While examining fund performance over such a short period of time can be misleading — as Hale noted in a report — it bolsters the idea that focusing on such investment themes can generating alpha, or outperformance over a benchmark, in addition to being a way for investors to express their moral views through their holdings.
"While sustainable funds pursue a range of investment strategies, a common element among them is that the consideration of ESG factors leads to a preference for companies that manage material environmental and social issues effectively and have strong corporate governance practices," Hale wrote. "These tend to be higher-quality companies that hold up better during market turbulence."
Another factor for the recent outperformance: ESG funds tend to be underweight on traditional oil and gas energy companies, which have been among the biggest losers thus far this year, as oil prices have struggled.
ESG funds have seen higher demand over the past few years, and President Donald Trump's environmental policies — including pledging support for the coal industry and withdrawing the U.S. from the Paris climate accord — have been credited as a factor behind their popularity as investors use them to counter an administration they see as hostile to environmentally friendly policies.
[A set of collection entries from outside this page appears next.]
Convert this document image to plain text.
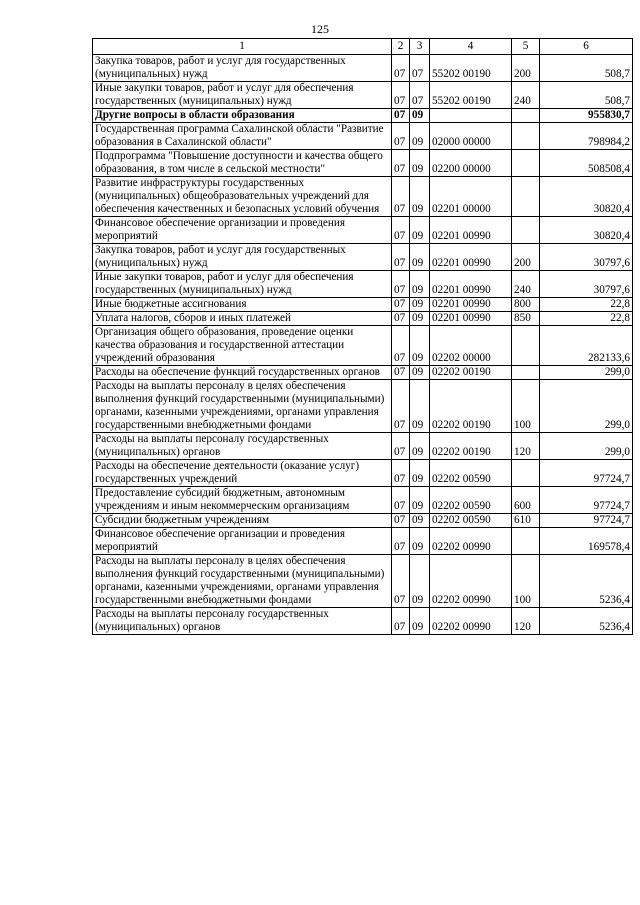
125
1	2	3	4	5	6
Закупка товаров, работ и услуг для государственных (муниципальных) нужд	07	07	55202 00190	200	508,7
Иные закупки товаров, работ и услуг для обеспечения государственных (муниципальных) нужд	07	07	55202 00190	240	508,7
Другие вопросы в области образования	07	09			955830,7
Государственная программа Сахалинской области "Развитие образования в Сахалинской области"	07	09	02000 00000		798984,2
Подпрограмма "Повышение доступности и качества общего образования, в том числе в сельской местности"	07	09	02200 00000		508508,4
Развитие инфраструктуры государственных (муниципальных) общеобразовательных учреждений для обеспечения качественных и безопасных условий обучения	07	09	02201 00000		30820,4
Финансовое обеспечение организации и проведения мероприятий	07	09	02201 00990		30820,4
Закупка товаров, работ и услуг для государственных (муниципальных) нужд	07	09	02201 00990	200	30797,6
Иные закупки товаров, работ и услуг для обеспечения государственных (муниципальных) нужд	07	09	02201 00990	240	30797,6
Иные бюджетные ассигнования	07	09	02201 00990	800	22,8
Уплата налогов, сборов и иных платежей	07	09	02201 00990	850	22,8
Организация общего образования, проведение оценки качества образования и государственной аттестации учреждений образования	07	09	02202 00000		282133,6
Расходы на обеспечение функций государственных органов	07	09	02202 00190		299,0
Расходы на выплаты персоналу в целях обеспечения выполнения функций государственными (муниципальными) органами, казенными учреждениями, органами управления государственными внебюджетными фондами	07	09	02202 00190	100	299,0
Расходы на выплаты персоналу государственных (муниципальных) органов	07	09	02202 00190	120	299,0
Расходы на обеспечение деятельности (оказание услуг) государственных учреждений	07	09	02202 00590		97724,7
Предоставление субсидий бюджетным, автономным учреждениям и иным некоммерческим организациям	07	09	02202 00590	600	97724,7
Субсидии бюджетным учреждениям	07	09	02202 00590	610	97724,7
Финансовое обеспечение организации и проведения мероприятий	07	09	02202 00990		169578,4
Расходы на выплаты персоналу в целях обеспечения выполнения функций государственными (муниципальными) органами, казенными учреждениями, органами управления государственными внебюджетными фондами	07	09	02202 00990	100	5236,4
Расходы на выплаты персоналу государственных (муниципальных) органов	07	09	02202 00990	120	5236,4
However, the use of ESG funds is dwarfed by the popularity of passive index funds, which simply track the performance of underlying indexes by holding the same components the index does, and in the same proportion.
Passive funds have even gotten into ESG advocacy, as major passive fund providers — including Vanguard, State Street, and BlackRock — push for companies to improve their scores on ESG metrics. Vanguard has called for better climate-change disclosures and more diverse corporate boards, following State Street, which in July voted against the reelection of directors at 400 companies, citing gender diversity issues.
"There is compelling evidence that boards with a critical mass of women have outperformed those that are less diverse," read an open letter published by Vanguard in September. "Diverse boards also more effectively demonstrate governance best practices that we believe lead to long-term shareholder value. Our stance on this issue is therefore an economic imperative, not an ideological choice."